The Chinese company’s latest tool, Time-Aware Attention-Based Transformer (TAAT), addresses the limitations of existing machine learning tools that overlook the importance of log timestamps.
Expanded in a new research paper Co-authored by Alibaba Cloud staff and a researcher from Huazhong University of Science and Technology in Wuhan, TAAT uses timestamps to make outage predictions more accurate.
Alibaba Cloud Increases Server Outage Predictions by 10%
The authors of the paper highlight growing concerns about server reliability and stability in light of the “widespread adoption of cloud computing,” which impacts the availability of virtual machines.
Because companies can predict future outages based on past outages, the company opted to use timestamps to improve accuracy.

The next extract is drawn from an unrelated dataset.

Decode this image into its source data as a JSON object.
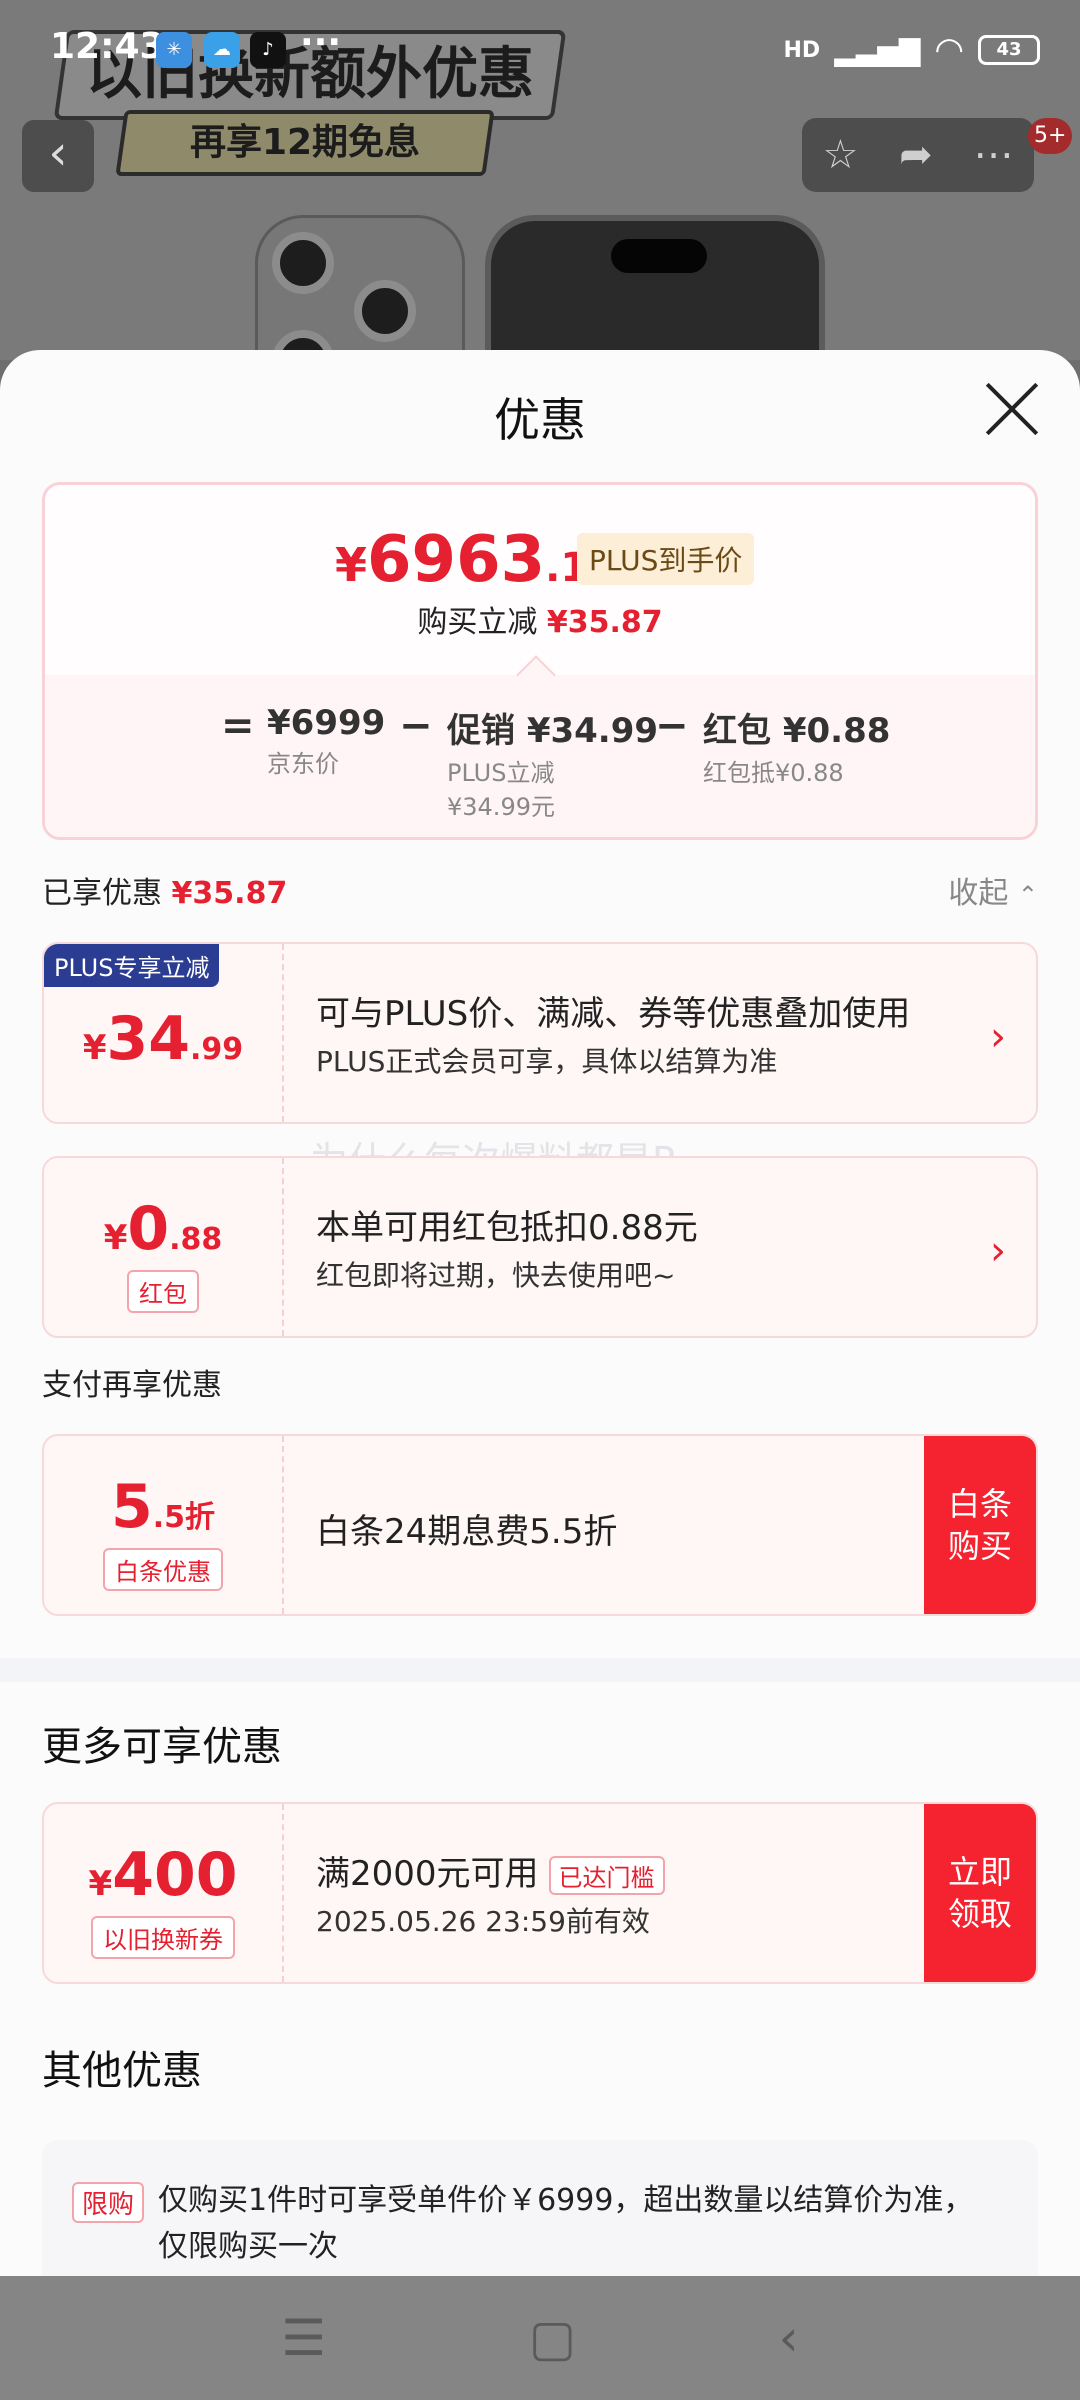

TAAT integrates semantic and temporal data using Google’s proprietary Bidirectional Encoder Representations from Transformers (BERT) language model, which Alibaba says is good for analyzing log data. An enhancement to BERT’s capabilities adds a time-aware attention mechanism.
Consequently, Alibaba Cloud is now using TAAT in daily operations to improve predictions. The company has also released the real-world cloud computing failure prediction dataset used in its study to support further community developments. The dataset contains approximately 2.7 billion logs from around 300,000 servers, collected over a period of four months, and is considered the largest log of its kind.
With TAAT, Alibaba hopes for a more reliable cloud infrastructure. Although the tool is not yet publicly available for download, it paves the way for an increasingly cloud-based landscape.